# soffit nailer?



## DannyT

a hammer and roofing nails always worked for us


----------



## ratherbefishing

18g brads are pretty small. I just finished installing wood soffit, fascia and trim. I don't own a trim nailer, so I used the brad nailer to hold the 1/4 round in place until I banged in 8d finishing nails. The soffit got nails with heads, 8d and 10d. Fascia got 10d finish nails. 

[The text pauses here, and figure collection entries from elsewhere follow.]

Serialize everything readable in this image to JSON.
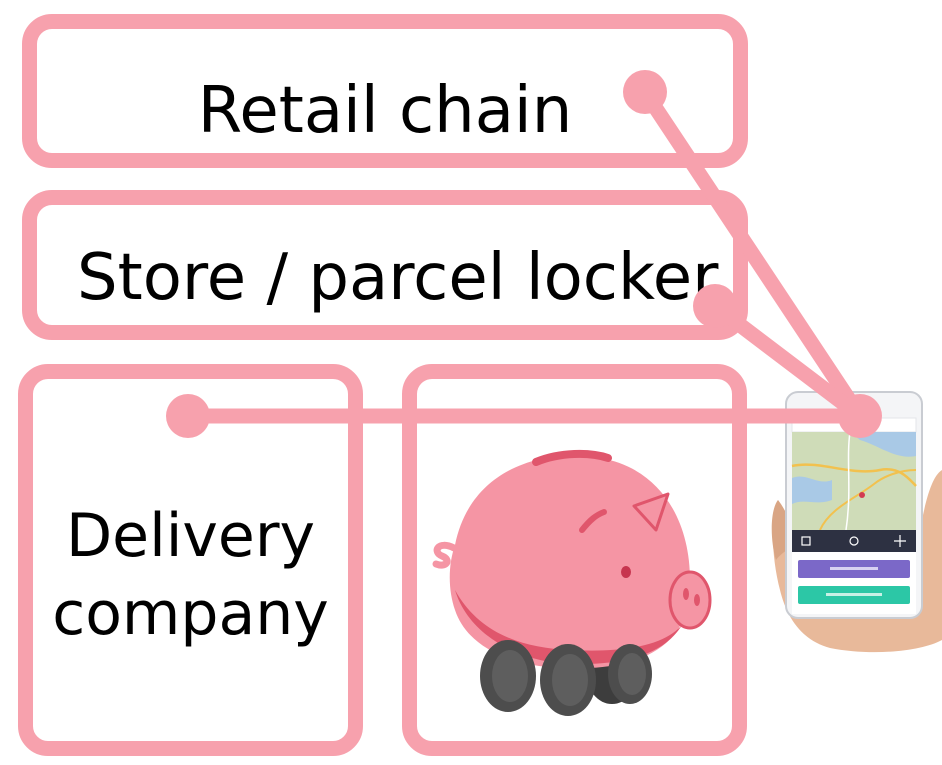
{
  "diagram": {
    "nodes": {
      "retail_chain": {
        "label": "Retail chain"
      },
      "store_parcel_locker": {
        "label": "Store / parcel locker"
      },
      "delivery_company": {
        "label": "Delivery\ncompany"
      },
      "piggy_bank": {
        "icon": "piggy-bank-on-wheels-icon"
      },
      "phone_app": {
        "icon": "smartphone-map-app-icon"
      }
    },
    "edges": [
      {
        "from": "retail_chain",
        "to": "phone_app"
      },
      {
        "from": "store_parcel_locker",
        "to": "phone_app"
      },
      {
        "from": "delivery_company",
        "to": "phone_app"
      }
    ],
    "colors": {
      "accent": "#f7a1ad",
      "pig_body": "#f595a4",
      "pig_dark": "#e0566c",
      "wheel": "#4d4d4d",
      "app_purple": "#7b68c8",
      "app_teal": "#2cc7a6",
      "app_dark": "#2d3142"
    }
  }
}
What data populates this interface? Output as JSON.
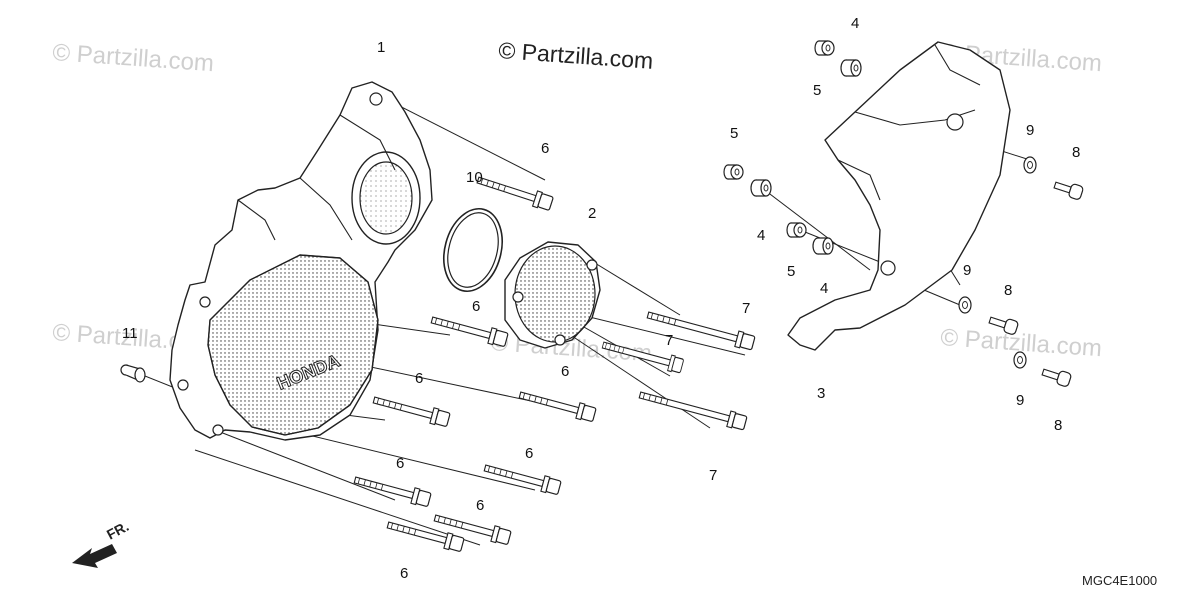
{
  "watermark": {
    "main": "© Partzilla.com",
    "repeat": "© Partzilla.com"
  },
  "diagram_code": "MGC4E1000",
  "direction": {
    "label": "FR."
  },
  "callouts": [
    "1",
    "2",
    "3",
    "4",
    "4",
    "4",
    "5",
    "5",
    "5",
    "6",
    "6",
    "6",
    "6",
    "6",
    "6",
    "6",
    "6",
    "7",
    "7",
    "7",
    "8",
    "8",
    "8",
    "9",
    "9",
    "9",
    "10",
    "11"
  ],
  "parts": {
    "left_cover": "left-crankcase-cover",
    "cover_mark": "HONDA"
  }
}
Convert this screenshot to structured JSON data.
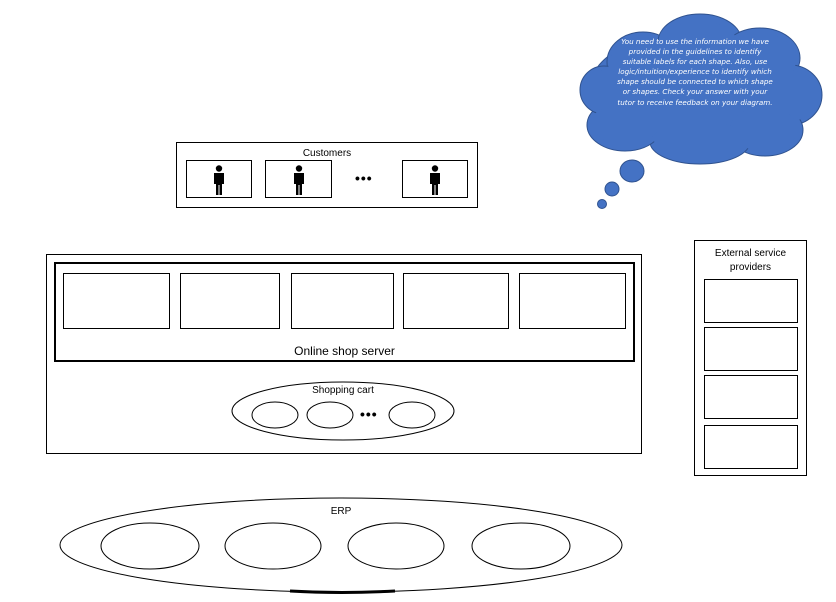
{
  "cloud": {
    "text": "You need to use the information we have provided in the guidelines to identify suitable labels for each shape. Also, use logic/intuition/experience to identify which shape should be connected to which shape or shapes. Check your answer with your tutor to receive feedback on your diagram.",
    "fill": "#4472C4",
    "stroke": "#2F528F"
  },
  "customers": {
    "label": "Customers",
    "ellipsis": "•••",
    "slots": 3,
    "icon": "person-icon"
  },
  "server": {
    "label": "Online shop server",
    "slots": 5
  },
  "cart": {
    "label": "Shopping cart",
    "ellipsis": "•••"
  },
  "external": {
    "label_line1": "External service",
    "label_line2": "providers",
    "slots": 4
  },
  "erp": {
    "label": "ERP",
    "slots": 4
  }
}
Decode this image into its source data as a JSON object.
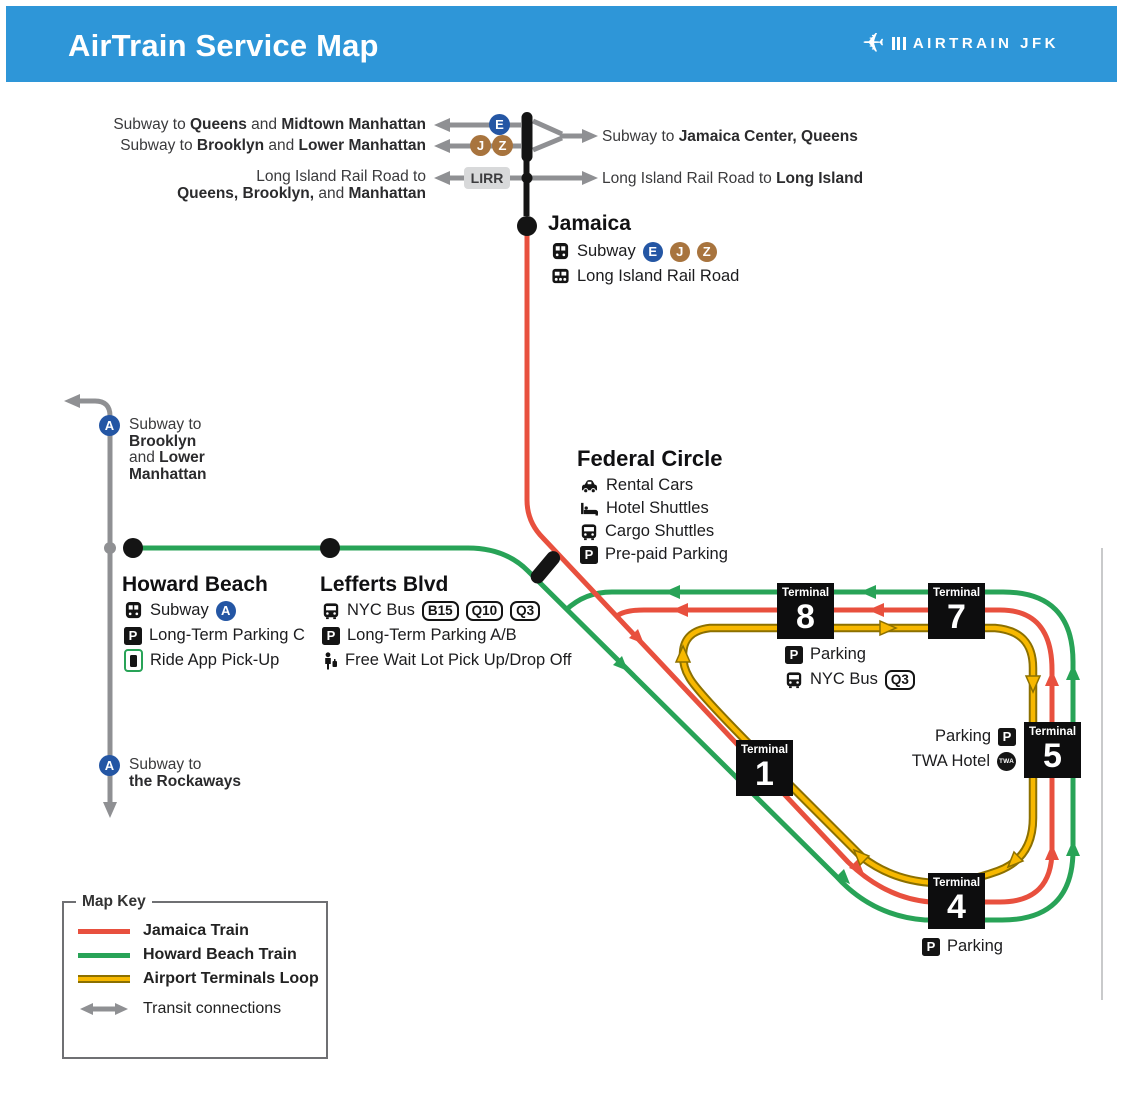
{
  "header": {
    "title": "AirTrain Service Map",
    "brand": "AIRTRAIN JFK"
  },
  "colors": {
    "header_blue": "#2E96D8",
    "jamaica_train_red": "#E8503E",
    "howard_beach_train_green": "#28A357",
    "terminals_loop_yellow": "#F7B800",
    "terminals_loop_outline": "#8C7000",
    "transit_gray": "#8F9093",
    "subway_blue": "#2456A4",
    "subway_brown": "#A8743E"
  },
  "badges": {
    "e": "E",
    "j": "J",
    "z": "Z",
    "a": "A",
    "lirr": "LIRR",
    "b15": "B15",
    "q10": "Q10",
    "q3": "Q3",
    "p": "P",
    "twa": "TWA"
  },
  "connections": {
    "queens_midtown": {
      "pre": "Subway to ",
      "bold1": "Queens",
      "mid": " and ",
      "bold2": "Midtown Manhattan"
    },
    "brooklyn_lower": {
      "pre": "Subway to ",
      "bold1": "Brooklyn",
      "mid": " and ",
      "bold2": "Lower Manhattan"
    },
    "lirr_west": {
      "line1": "Long Island Rail Road to",
      "bold1": "Queens, Brooklyn,",
      "mid": " and ",
      "bold2": "Manhattan"
    },
    "jamaica_center": {
      "pre": "Subway to ",
      "bold1": "Jamaica Center, Queens"
    },
    "lirr_east": {
      "pre": "Long Island Rail Road to ",
      "bold1": "Long Island"
    },
    "a_brooklyn": {
      "line1": "Subway to",
      "bold1": "Brooklyn",
      "pre2": "and ",
      "bold2": "Lower",
      "bold3": "Manhattan"
    },
    "a_rockaways": {
      "line1": "Subway to",
      "bold1": "the Rockaways"
    }
  },
  "stations": {
    "jamaica": {
      "name": "Jamaica",
      "subway": "Subway",
      "lirr": "Long Island Rail Road"
    },
    "federal_circle": {
      "name": "Federal Circle",
      "services": [
        "Rental Cars",
        "Hotel Shuttles",
        "Cargo Shuttles",
        "Pre-paid Parking"
      ]
    },
    "howard_beach": {
      "name": "Howard Beach",
      "subway": "Subway",
      "parking": "Long-Term Parking C",
      "ride_app": "Ride App Pick-Up"
    },
    "lefferts": {
      "name": "Lefferts Blvd",
      "bus": "NYC Bus",
      "parking": "Long-Term Parking A/B",
      "wait_lot": "Free Wait Lot Pick Up/Drop Off"
    }
  },
  "terminals": {
    "caption": "Terminal",
    "t1": {
      "number": "1"
    },
    "t4": {
      "number": "4",
      "parking": "Parking"
    },
    "t5": {
      "number": "5",
      "parking": "Parking",
      "hotel": "TWA Hotel"
    },
    "t7": {
      "number": "7"
    },
    "t8": {
      "number": "8",
      "parking": "Parking",
      "bus": "NYC Bus"
    }
  },
  "map_key": {
    "title": "Map Key",
    "jamaica": "Jamaica Train",
    "howard": "Howard Beach Train",
    "loop": "Airport Terminals Loop",
    "transit": "Transit connections"
  }
}
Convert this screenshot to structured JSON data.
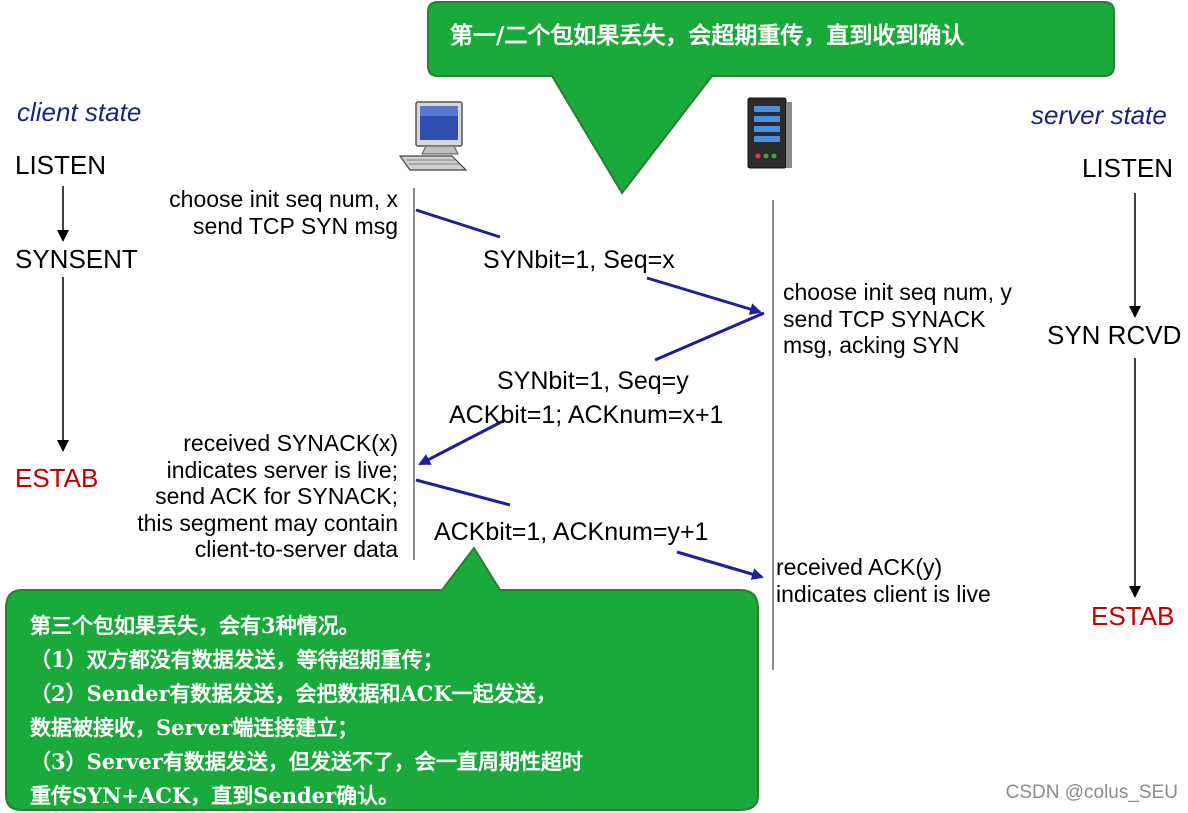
{
  "callout_top": {
    "text": "第一/二个包如果丢失，会超期重传，直到收到确认"
  },
  "client": {
    "title": "client state",
    "states": [
      "LISTEN",
      "SYNSENT",
      "ESTAB"
    ],
    "notes": {
      "syn": [
        "choose init seq num, x",
        "send TCP SYN msg"
      ],
      "synack_recv": [
        "received SYNACK(x)",
        "indicates server is live;",
        "send ACK for SYNACK;",
        "this segment may contain",
        "client-to-server data"
      ]
    }
  },
  "server": {
    "title": "server state",
    "states": [
      "LISTEN",
      "SYN RCVD",
      "ESTAB"
    ],
    "notes": {
      "synack": [
        "choose init seq num, y",
        "send TCP SYNACK",
        "msg, acking SYN"
      ],
      "ack_recv": [
        "received ACK(y)",
        "indicates client is live"
      ]
    }
  },
  "messages": {
    "syn": "SYNbit=1, Seq=x",
    "synack_1": "SYNbit=1, Seq=y",
    "synack_2": "ACKbit=1; ACKnum=x+1",
    "ack": "ACKbit=1, ACKnum=y+1"
  },
  "callout_bottom": {
    "lines": [
      "第三个包如果丢失，会有3种情况。",
      "（1）双方都没有数据发送，等待超期重传；",
      "（2）Sender有数据发送，会把数据和ACK一起发送，",
      "数据被接收，Server端连接建立；",
      "（3）Server有数据发送，但发送不了，会一直周期性超时",
      "重传SYN+ACK，直到Sender确认。"
    ]
  },
  "icons": {
    "client": "desktop-computer-icon",
    "server": "server-tower-icon"
  },
  "colors": {
    "callout_fill": "#1aaa3c",
    "callout_border": "#2e7d32",
    "arrow": "#1f1f99",
    "state_title": "#1a237e",
    "estab": "#c00000"
  },
  "watermark": "CSDN @colus_SEU"
}
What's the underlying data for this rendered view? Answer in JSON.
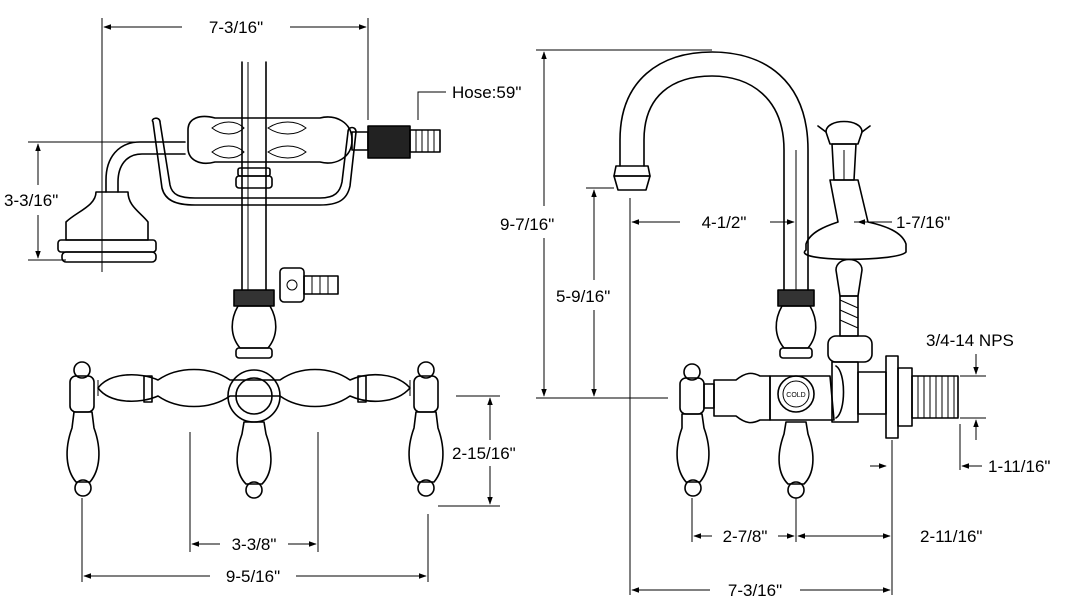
{
  "front_view": {
    "top_width": "7-3/16\"",
    "hose_length": "Hose:59\"",
    "handshower_height": "3-3/16\"",
    "centers": "3-3/8\"",
    "overall_width": "9-5/16\"",
    "body_height": "2-15/16\""
  },
  "side_view": {
    "total_height": "9-7/16\"",
    "spout_height": "5-9/16\"",
    "spout_reach": "4-1/2\"",
    "cradle_width": "1-7/16\"",
    "thread_spec": "3/4-14 NPS",
    "thread_diameter": "1-11/16\"",
    "handle_offset": "2-7/8\"",
    "wall_offset": "2-11/16\"",
    "overall_depth": "7-3/16\"",
    "handle_marking": "COLD"
  }
}
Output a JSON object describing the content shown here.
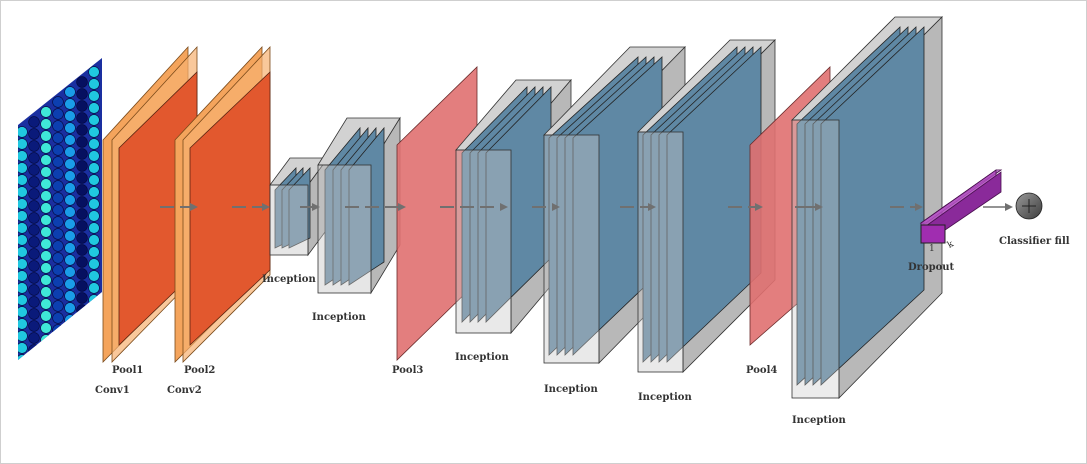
{
  "labels": {
    "conv1": "Conv1",
    "pool1": "Pool1",
    "conv2": "Conv2",
    "pool2": "Pool2",
    "inception1": "Inception",
    "inception2": "Inception",
    "pool3": "Pool3",
    "inception3": "Inception",
    "inception4": "Inception",
    "inception5": "Inception",
    "pool4": "Pool4",
    "inception6": "Inception",
    "dropout": "Dropout",
    "classifier": "Classifier fill"
  },
  "dropout_dims": {
    "a": "1",
    "b": "k"
  },
  "colors": {
    "conv_front": "#e2582e",
    "conv_side": "#f7b170",
    "pool": "#e07070",
    "inception_slab": "#5f88a4",
    "inception_box": "#c8c8c8",
    "dropout": "#a02db0",
    "arrow": "#707070",
    "output_node": "#5a5a5a"
  },
  "icons": {
    "input_image": "input-image-mosaic",
    "output_node": "sum-node-icon"
  }
}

I've never installed aluminum, but it seems like it would need a nail with a head, since there's little to no friction/grip on the shank of the nail.


----------



## Tom Struble

usually i use the trim nails for aluminum trim but if you want to use air you can use a narrow crown stapler,this is just for aluminum,don't use it for vinyl soffit


----------



## DexterII

Another vote for a hammer and nails. One of the biggest mistakes that people make with trim, in my opinion, is to place the nails too close together, or nail it too tight. Various building materials, wood, vinyl, aluminum, etc. expand and contract at various rates, so although fastened together, need to to be able to float a bit. Use a hammer and nail, and drive the nail so that it holds but does not distort anything. Unless you do it for a living, that's hard to do while standing on a ladder, holding trim in place with one hand, a nailer in the other hand, and trying not to get wrapped up in an air hose.


----------